Neri Marcorè sul palcoscenico nell’opera “La buona novella”, che venerdì prossimo sarà rappresentata al Teatro del Popolo di Castelfiorentino (. Foto Tommaso Le Pera
CASTELFIORENTINOUno spettacolo di prosa e musica è quanto attende venerdì prossimo alle 21 il pubblico del Teatro del Popolo di Castelfiorentino. Neri Marcorè e Rosanna Naddeo porteranno infatti in scena “La buona novella“ di Fabrizio De André, scritto e diretto da Giorgio Gallione, accompagnati dalla voce e chitarra di Giua Pierantoni, dalla voce, chitarra e percussioni di Barbara Casini, dalla voce e violino di Anais Drago, dal pianoforte di Francesco Negri e dalla voce e fisarmonica di Alessandra Abbondanza. “La Buona Novella“ è uno spettacolo pensato come una sorta di Sacra Rappresentazione contemporanea che alterna e intreccia le canzoni di Fabrizio De André con i brani narrativi tratti dai Vangeli apocrifi cui lo stesso autore si è ispirato. I brani parlati, come in un racconto arcaico, sottolineano la forza evocativa e il valore delle canzoni originali, svelandone la fonte mitica e letteraria.
Di taglio esplicitamente teatrale, costruita quasi nella forma di un’Opera da camera “La Buona Novella“ è il primo concept-album dell’autore, con partitura e testo composti per dar voce a molti personaggi: Maria, Giuseppe, Tito il ladrone, il coro delle madri, un falegname, il popolo. Ed è proprio da questa base che prende le mosse la versione teatrale. La drammaturgia aggiunta, recitata in gran parte da Neri Marcorè racconta l’antefatto de L’infanzia di Maria, svelandone la nascita ‘miracolosa’, e riempie il vuoto che va dall’infanzia del Cristo alla Crocifissione. Così 30 anni di vita di Gesù sono sintetizzati in un lungo racconto che ci svela un Cristo bambino anche stizzoso, impulsivo.

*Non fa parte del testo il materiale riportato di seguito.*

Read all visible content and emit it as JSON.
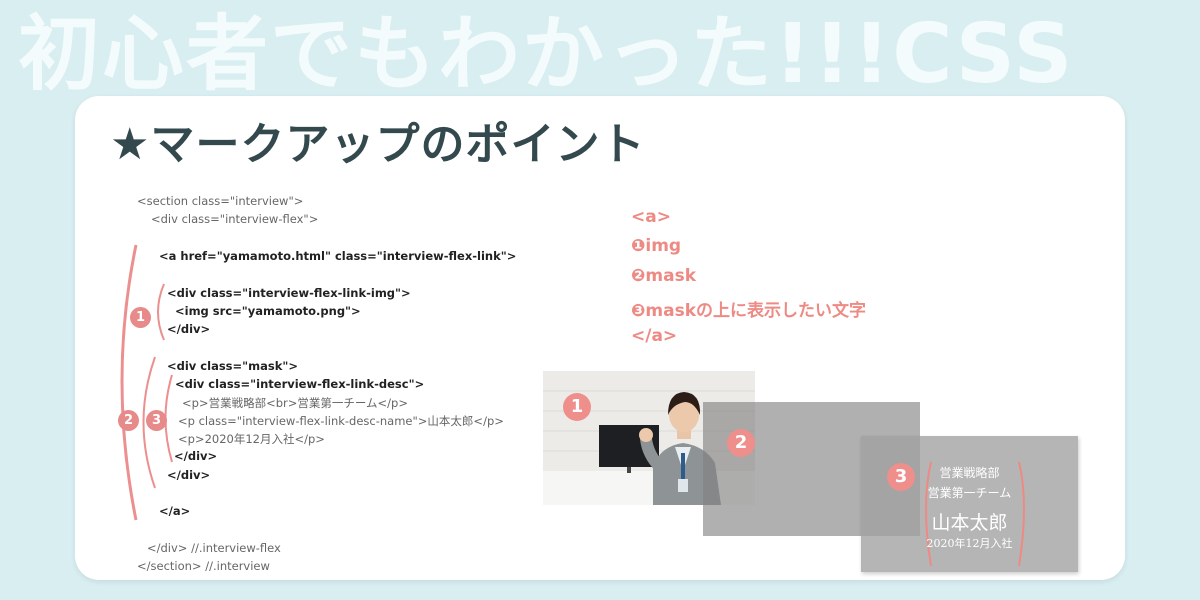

Un’elaborazione drammaturgica, perciò, che in qualche modo completa il racconto di De André, trasformando La buona novella non solo in un concerto, ma in uno spettacolo originale, recitato, agito e cantato da una compagnia di attori, cantanti e musicisti che penseranno l’opera di De André come un ricchissimo patrimonio che può comunque ben resistere, come ogni capolavoro, anche all’assenza dell’impareggiabile interpretazione del suo creatore.